A VERDICT of accidental death was recorded at the inquest of an 89-year-old great-grandmother who suffered a brain haemorrhage after she slipped on steps at Burnley market hall.

Retired mill worker Alice Stovold, of Thornber Court, Burnley had been on one of her regular outings in to town and had been climbing the steps to the market hall on August 13 when she lost her footing.

She fell on the landing between the two flights of stairs and banged her head which consultant pathologist, Dr Abdul Al-Dawoud, said 'caused the fracture to her skull and the subsequent haemorrhage'.

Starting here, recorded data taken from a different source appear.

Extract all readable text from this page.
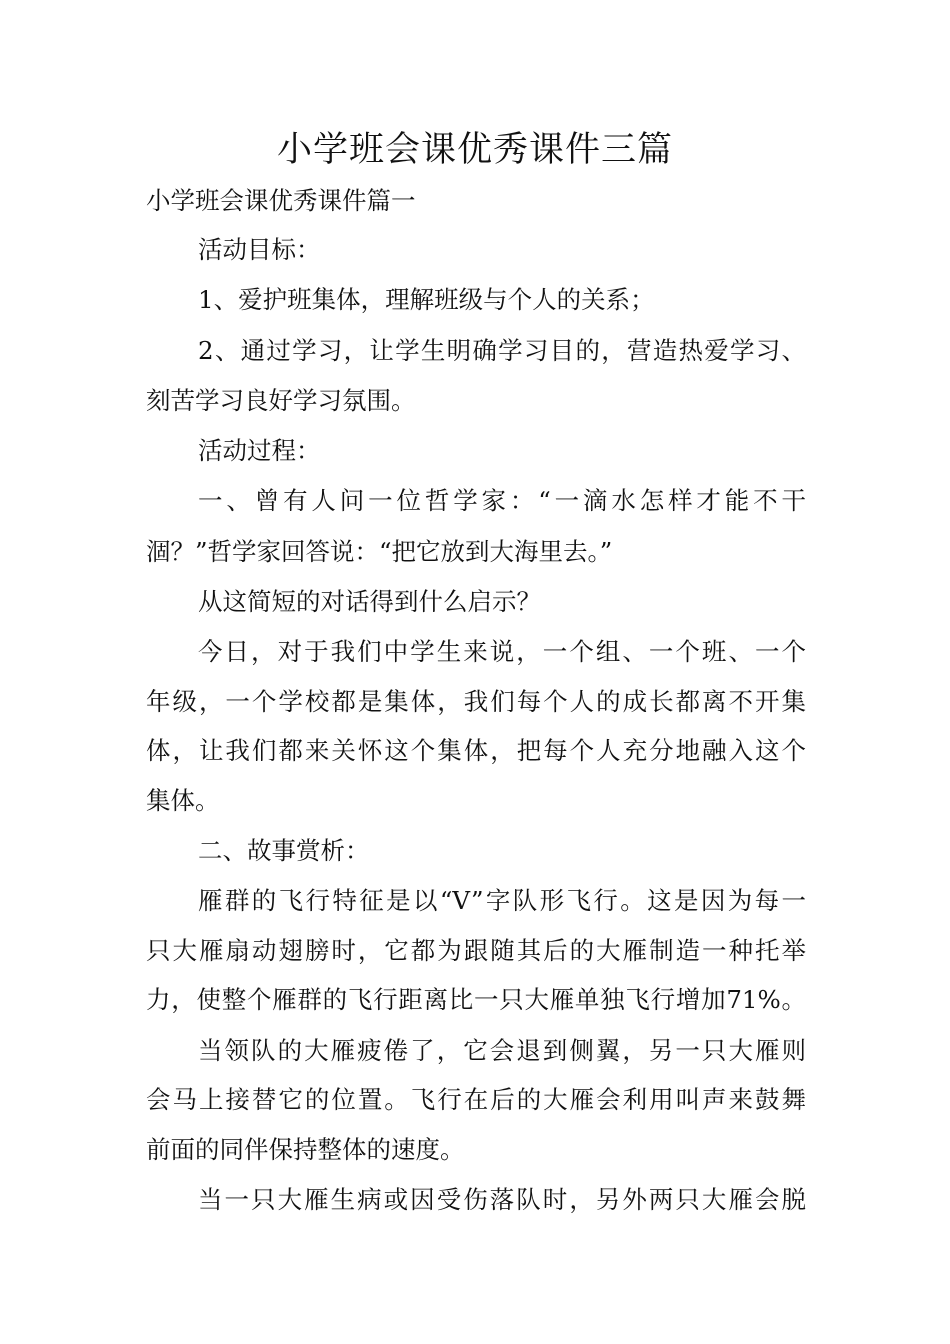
小学班会课优秀课件三篇
小学班会课优秀课件篇一
活动目标：
1、爱护班集体，理解班级与个人的关系；
2、通过学习，让学生明确学习目的，营造热爱学习、
刻苦学习良好学习氛围。
活动过程：
一、曾有人问一位哲学家：“一滴水怎样才能不干
涸？”哲学家回答说：“把它放到大海里去。”
从这简短的对话得到什么启示？
今日，对于我们中学生来说，一个组、一个班、一个
年级，一个学校都是集体，我们每个人的成长都离不开集
体，让我们都来关怀这个集体，把每个人充分地融入这个
集体。
二、故事赏析：
雁群的飞行特征是以“V”字队形飞行。这是因为每一
只大雁扇动翅膀时，它都为跟随其后的大雁制造一种托举
力，使整个雁群的飞行距离比一只大雁单独飞行增加71%。
当领队的大雁疲倦了，它会退到侧翼，另一只大雁则
会马上接替它的位置。飞行在后的大雁会利用叫声来鼓舞
前面的同伴保持整体的速度。
当一只大雁生病或因受伤落队时，另外两只大雁会脱
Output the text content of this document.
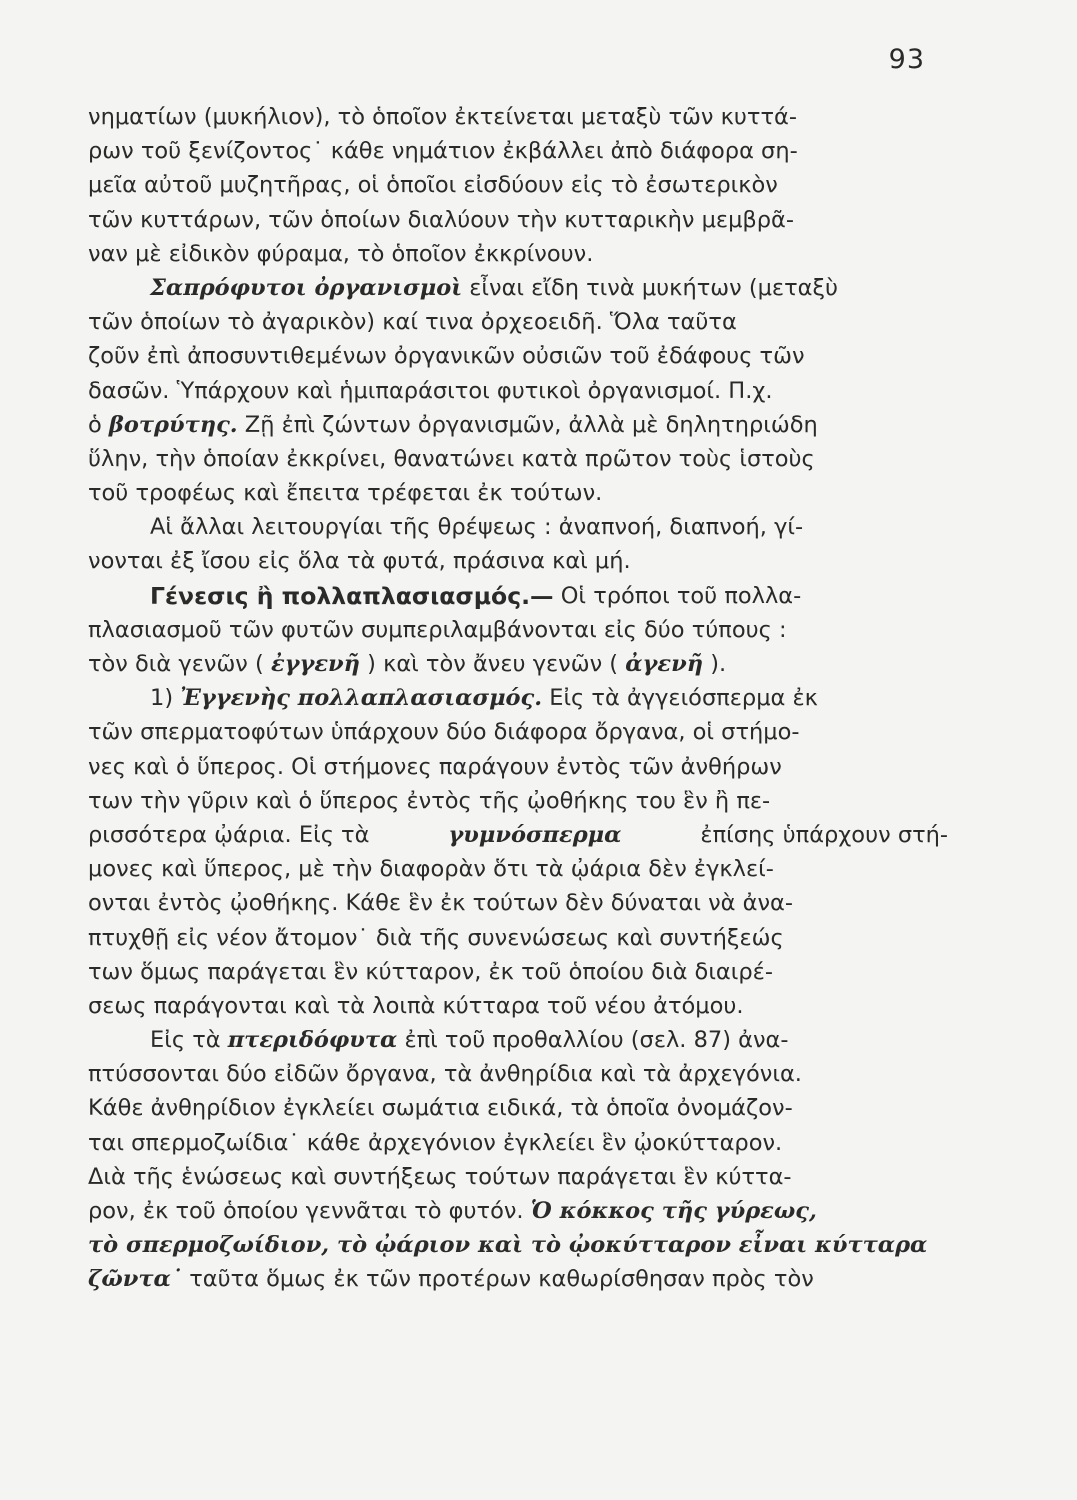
93
νηματίων (μυκήλιον), τὸ ὁποῖον ἐκτείνεται μεταξὺ τῶν κυττά-
ρων τοῦ ξενίζοντος˙ κάθε νημάτιον ἐκβάλλει ἀπὸ διάφορα ση-
μεῖα αὐτοῦ μυζητῆρας, οἱ ὁποῖοι εἰσδύουν εἰς τὸ ἐσωτερικὸν
τῶν κυττάρων, τῶν ὁποίων διαλύουν τὴν κυτταρικὴν μεμβρᾶ-
ναν μὲ εἰδικὸν φύραμα, τὸ ὁποῖον ἐκκρίνουν.
Σαπρόφυτοι ὀργανισμοὶ εἶναι εἴδη τινὰ μυκήτων (μεταξὺ
τῶν ὁποίων τὸ ἀγαρικὸν) καί τινα ὀρχεοειδῆ. Ὅλα ταῦτα
ζοῦν ἐπὶ ἀποσυντιθεμένων ὀργανικῶν οὐσιῶν τοῦ ἐδάφους τῶν
δασῶν. Ὑπάρχουν καὶ ἡμιπαράσιτοι φυτικοὶ ὀργανισμοί. Π.χ.
ὁ βοτρύτης. Ζῇ ἐπὶ ζώντων ὀργανισμῶν, ἀλλὰ μὲ δηλητηριώδη
ὕλην, τὴν ὁποίαν ἐκκρίνει, θανατώνει κατὰ πρῶτον τοὺς ἱστοὺς
τοῦ τροφέως καὶ ἔπειτα τρέφεται ἐκ τούτων.
Αἱ ἄλλαι λειτουργίαι τῆς θρέψεως : ἀναπνοή, διαπνοή, γί-
νονται ἐξ ἴσου εἰς ὅλα τὰ φυτά, πράσινα καὶ μή.
Γένεσις ἢ πολλαπλασιασμός.— Οἱ τρόποι τοῦ πολλα-
πλασιασμοῦ τῶν φυτῶν συμπεριλαμβάνονται εἰς δύο τύπους :
τὸν διὰ γενῶν ( ἐγγενῆ ) καὶ τὸν ἄνευ γενῶν ( ἀγενῆ ).
1) Ἐγγενὴς πολλαπλασιασμός. Εἰς τὰ ἀγγειόσπερμα ἐκ
τῶν σπερματοφύτων ὑπάρχουν δύο διάφορα ὄργανα, οἱ στήμο-
νες καὶ ὁ ὕπερος. Οἱ στήμονες παράγουν ἐντὸς τῶν ἀνθήρων
των τὴν γῦριν καὶ ὁ ὕπερος ἐντὸς τῆς ᾠοθήκης του ἓν ἢ πε-
ρισσότερα ᾠάρια. Εἰς τὰ	γυμνόσπερμα	ἐπίσης ὑπάρχουν στή-
μονες καὶ ὕπερος, μὲ τὴν διαφορὰν ὅτι τὰ ᾠάρια δὲν ἐγκλεί-
ονται ἐντὸς ᾠοθήκης. Κάθε ἓν ἐκ τούτων δὲν δύναται νὰ ἀνα-
πτυχθῇ εἰς νέον ἄτομον˙ διὰ τῆς συνενώσεως καὶ συντήξεώς
των ὅμως παράγεται ἓν κύτταρον, ἐκ τοῦ ὁποίου διὰ διαιρέ-
σεως παράγονται καὶ τὰ λοιπὰ κύτταρα τοῦ νέου ἀτόμου.
Εἰς τὰ πτεριδόφυτα ἐπὶ τοῦ προθαλλίου (σελ. 87) ἀνα-
πτύσσονται δύο εἰδῶν ὄργανα, τὰ ἀνθηρίδια καὶ τὰ ἀρχεγόνια.
Κάθε ἀνθηρίδιον ἐγκλείει σωμάτια ειδικά, τὰ ὁποῖα ὀνομάζον-
ται σπερμοζωίδια˙ κάθε ἀρχεγόνιον ἐγκλείει ἓν ᾠοκύτταρον.
Διὰ τῆς ἑνώσεως καὶ συντήξεως τούτων παράγεται ἓν κύττα-
ρον, ἐκ τοῦ ὁποίου γεννᾶται τὸ φυτόν. Ὁ κόκκος τῆς γύρεως,
τὸ σπερμοζωίδιον, τὸ ᾠάριον καὶ τὸ ᾠοκύτταρον εἶναι κύτταρα
ζῶντα˙ ταῦτα ὅμως ἐκ τῶν προτέρων καθωρίσθησαν πρὸς τὸν
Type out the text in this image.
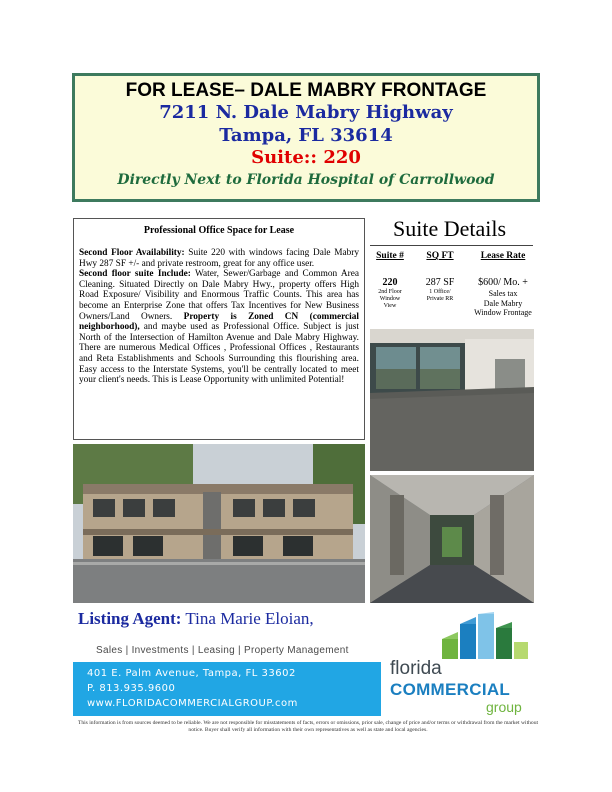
FOR LEASE– DALE MABRY FRONTAGE
7211 N. Dale Mabry Highway
Tampa, FL 33614
Suite:: 220
Directly Next to Florida Hospital of Carrollwood
Professional Office Space for Lease

Second Floor Availability: Suite 220 with windows facing Dale Mabry Hwy 287 SF +/- and private restroom, great for any office user.

Second floor suite Include: Water, Sewer/Garbage and Common Area Cleaning. Situated Directly on Dale Mabry Hwy., property offers High Road Exposure/ Visibility and Enormous Traffic Counts. This area has become an Enterprise Zone that offers Tax Incentives for New Business Owners/Land Owners. Property is Zoned CN (commercial neighborhood), and maybe used as Professional Office. Subject is just North of the Intersection of Hamilton Avenue and Dale Mabry Highway. There are numerous Medical Offices , Professional Offices , Restaurants and Reta Establishments and Schools Surrounding this flourishing area. Easy access to the Interstate Systems, you'll be centrally located to meet your client's needs. This is Lease Opportunity with unlimited Potential!

Suite Details
Suite #	SQ FT	Lease Rate
220
2nd Floor
Window
View
287 SF
1 Office/
Private RR
$600/ Mo. +
Sales tax
Dale Mabry
Window Frontage
Listing Agent: Tina Marie Eloian,
Sales | Investments | Leasing | Property Management
401 E. Palm Avenue, Tampa, FL 33602
P. 813.935.9600
www.FLORIDACOMMERCIALGROUP.com
florida
COMMERCIAL
group
This information is from sources deemed to be reliable. We are not responsible for misstatements of facts, errors or omissions, prior sale, change of price and/or terms or withdrawal from the market without notice. Buyer shall verify all information with their own representatives as well as state and local agencies.
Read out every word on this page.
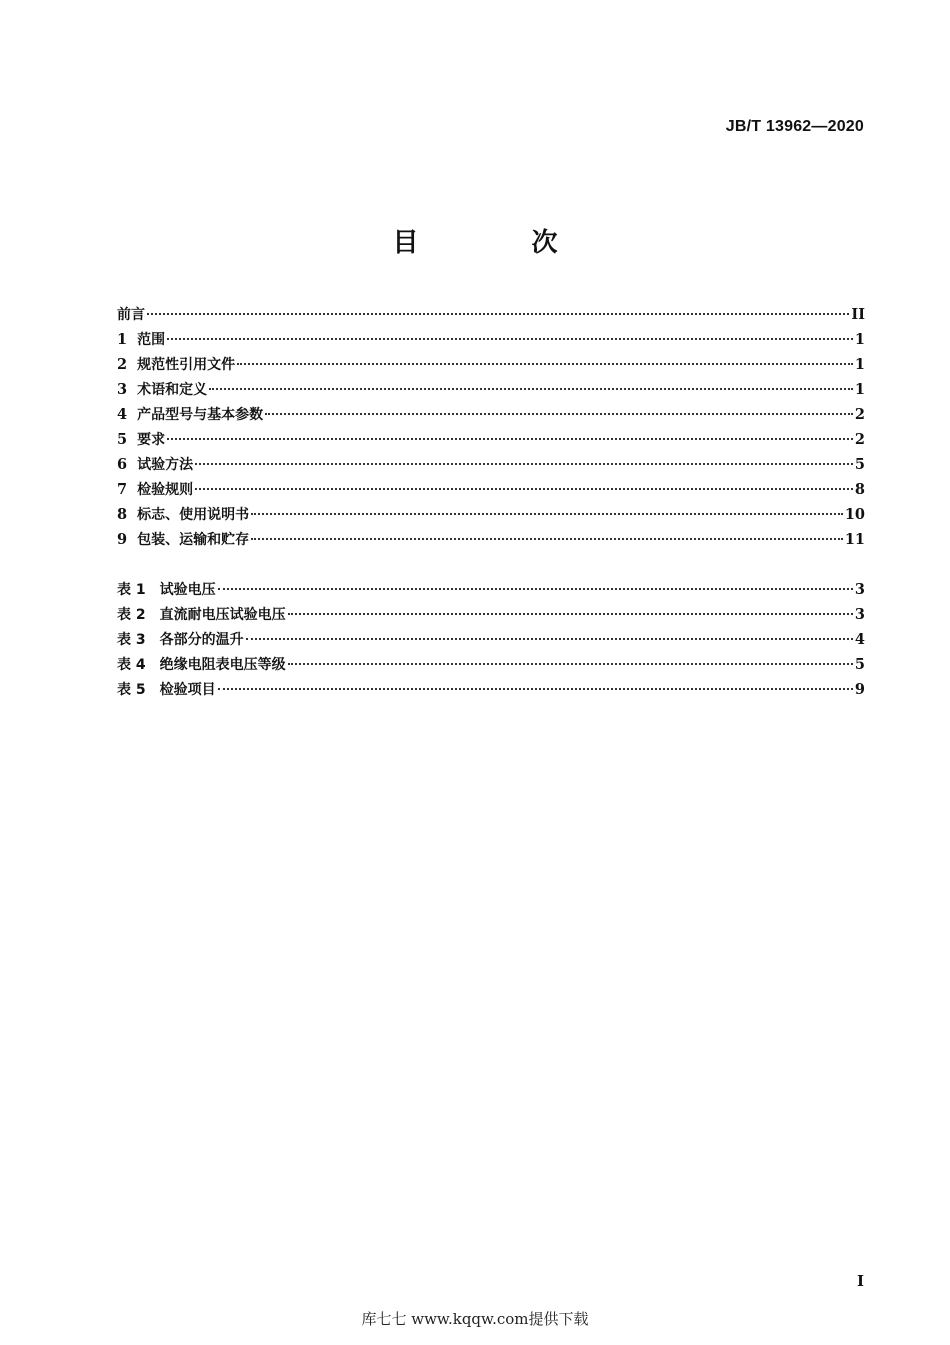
JB/T 13962—2020
目 次
前言	II
1 范围	1
2 规范性引用文件	1
3 术语和定义	1
4 产品型号与基本参数	2
5 要求	2
6 试验方法	5
7 检验规则	8
8 标志、使用说明书	10
9 包装、运输和贮存	11
表 1 试验电压	3
表 2 直流耐电压试验电压	3
表 3 各部分的温升	4
表 4 绝缘电阻表电压等级	5
表 5 检验项目	9
I
库七七 www.kqqw.com提供下载
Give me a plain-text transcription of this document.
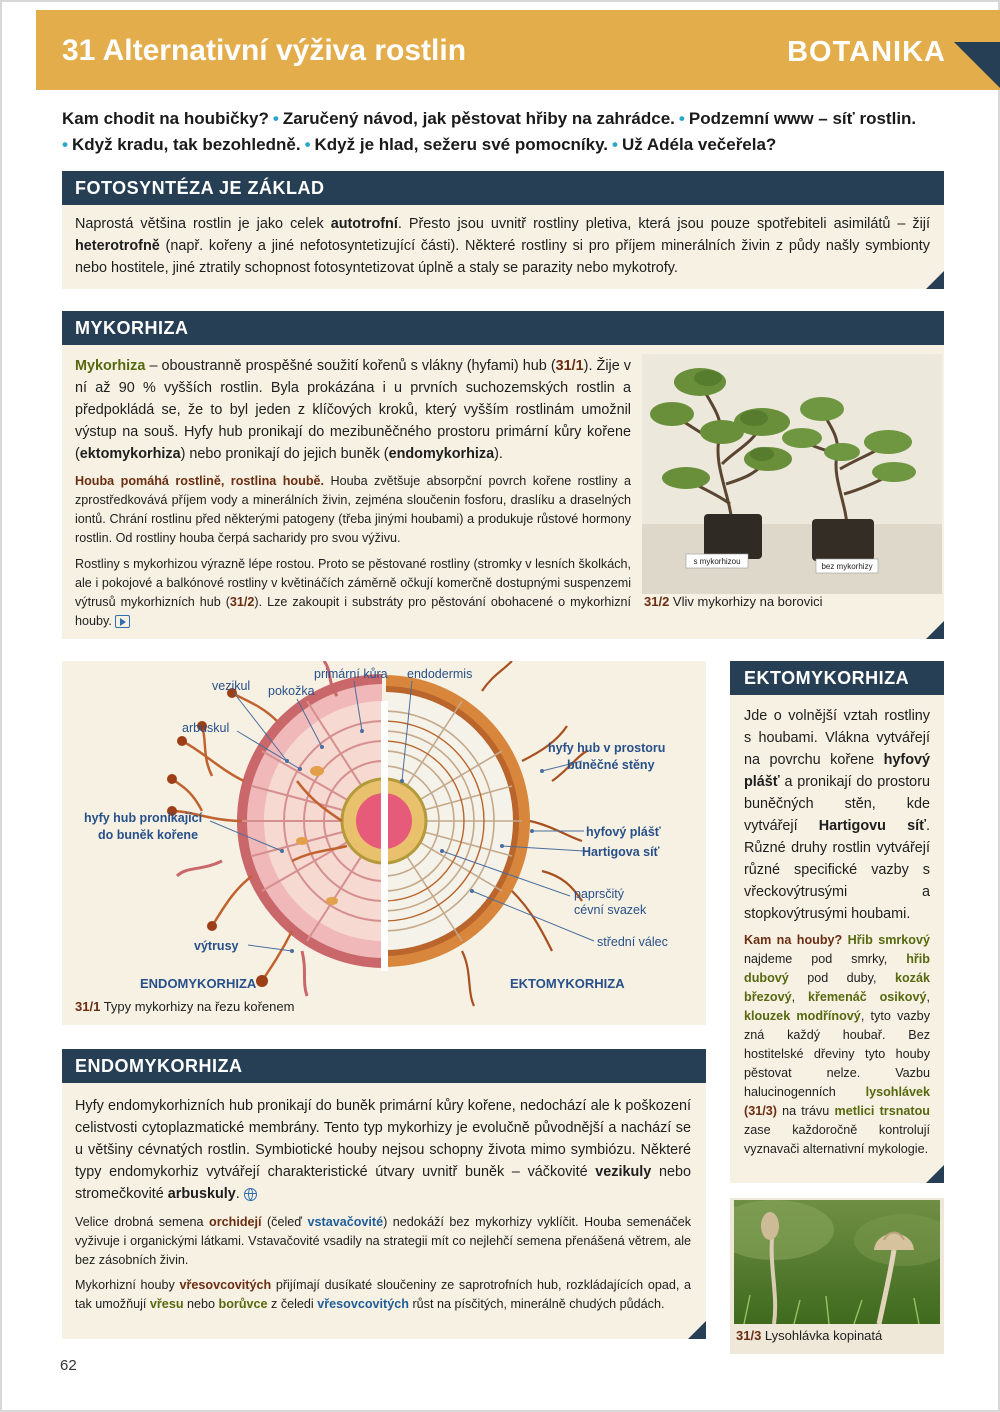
31 Alternativní výživa rostlin	BOTANIKA
Kam chodit na houbičky? • Zaručený návod, jak pěstovat hřiby na zahrádce. • Podzemní www – síť rostlin.
• Když kradu, tak bezohledně. • Když je hlad, sežeru své pomocníky. • Už Adéla večeřela?
FOTOSYNTÉZA JE ZÁKLAD
Naprostá většina rostlin je jako celek autotrofní. Přesto jsou uvnitř rostliny pletiva, která jsou pouze spotřebiteli asimilátů – žijí heterotrofně (např. kořeny a jiné nefotosyntetizující části). Některé rostliny si pro příjem minerálních živin z půdy našly symbionty nebo hostitele, jiné ztratily schopnost fotosyntetizovat úplně a staly se parazity nebo mykotrofy.
MYKORHIZA
Mykorhiza – oboustranně prospěšné soužití kořenů s vlákny (hyfami) hub (31/1). Žije v ní až 90 % vyšších rostlin. Byla prokázána i u prvních suchozemských rostlin a předpokládá se, že to byl jeden z klíčových kroků, který vyšším rostlinám umožnil výstup na souš. Hyfy hub pronikají do mezibuněčného prostoru primární kůry kořene (ektomykorhiza) nebo pronikají do jejich buněk (endomykorhiza).
Houba pomáhá rostlině, rostlina houbě. Houba zvětšuje absorpční povrch kořene rostliny a zprostředkovává příjem vody a minerálních živin, zejména sloučenin fosforu, draslíku a draselných iontů. Chrání rostlinu před některými patogeny (třeba jinými houbami) a produkuje růstové hormony rostlin. Od rostliny houba čerpá sacharidy pro svou výživu.
Rostliny s mykorhizou výrazně lépe rostou. Proto se pěstované rostliny (stromky v lesních školkách, ale i pokojové a balkónové rostliny v květináčích záměrně očkují komerčně dostupnými suspenzemi výtrusů mykorhizních hub (31/2). Lze zakoupit i substráty pro pěstování obohacené o mykorhizní houby.
s mykorhizou
bez mykorhizy
31/2 Vliv mykorhizy na borovici
vezikul pokožka
primární kůra endodermis
arbuskul
hyfy hub v prostoru
buněčné stěny
hyfy hub pronikající
do buněk kořene	hyfový plášť
Hartigova síť
paprsčitý
cévní svazek
výtrusy	střední válec
ENDOMYKORHIZA	EKTOMYKORHIZA
31/1 Typy mykorhizy na řezu kořenem
EKTOMYKORHIZA
Jde o volnější vztah rostliny s houbami. Vlákna vytvářejí na povrchu kořene hyfový plášť a pronikají do prostoru buněčných stěn, kde vytvářejí Hartigovu síť. Různé druhy rostlin vytvářejí různé specifické vazby s vřeckovýtrusými a stopkovýtrusými houbami.
Kam na houby? Hřib smrkový najdeme pod smrky, hřib dubový pod duby, kozák březový, křemenáč osikový, klouzek modřínový, tyto vazby zná každý houbař. Bez hostitelské dřeviny tyto houby pěstovat nelze. Vazbu halucinogenních lysohlávek (31/3) na trávu metlici trsnatou zase každoročně kontrolují vyznavači alternativní mykologie.
31/3 Lysohlávka kopinatá
ENDOMYKORHIZA
Hyfy endomykorhizních hub pronikají do buněk primární kůry kořene, nedochází ale k poškození celistvosti cytoplazmatické membrány. Tento typ mykorhizy je evolučně původnější a nachází se u většiny cévnatých rostlin. Symbiotické houby nejsou schopny života mimo symbiózu. Některé typy endomykorhiz vytvářejí charakteristické útvary uvnitř buněk – váčkovité vezikuly nebo stromečkovité arbuskuly.
Velice drobná semena orchidejí (čeleď vstavačovité) nedokáží bez mykorhizy vyklíčit. Houba semenáček vyživuje i organickými látkami. Vstavačovité vsadily na strategii mít co nejlehčí semena přenášená větrem, ale bez zásobních živin.
Mykorhizní houby vřesovcovitých přijímají dusíkaté sloučeniny ze saprotrofních hub, rozkládajících opad, a tak umožňují vřesu nebo borůvce z čeledi vřesovcovitých růst na písčitých, minerálně chudých půdách.
62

She was taken to hospital but died on August 16.

Emma Burke, 16, of Winsford Walk, had seen Mrs Stovold earlier in the day at the bus station cafe and saw her again as she was walking up the market steps at around 3pm. Acting coroner Richard Taylor read out a statement made by Miss Burke at the opening of the inquest in which the teenager had said it was a dry and warm day but she remembered the steps being wet as if they had just been cleaned.

She said Mrs Stovold had come up the bottom half of the flight of steps and across the small landing half way up. The pensioner had stepped on to the second step and had fallen backwards banging her head on the floor of the middle landing.

Mrs Stovold's daughter, Jean Forster, of Melville Street, told Mr Taylor that her mother used to go in to the town centre frequently on the bus and have her lunch in the cafe on the bus station and sometimes do some shopping.

Mrs Forster expressed concern over the safety of the steps and said she had received letters from other people who had slipped on the stairs.

Mr Taylor said since the market area had opened the owners said they had only had one other report of someone falling.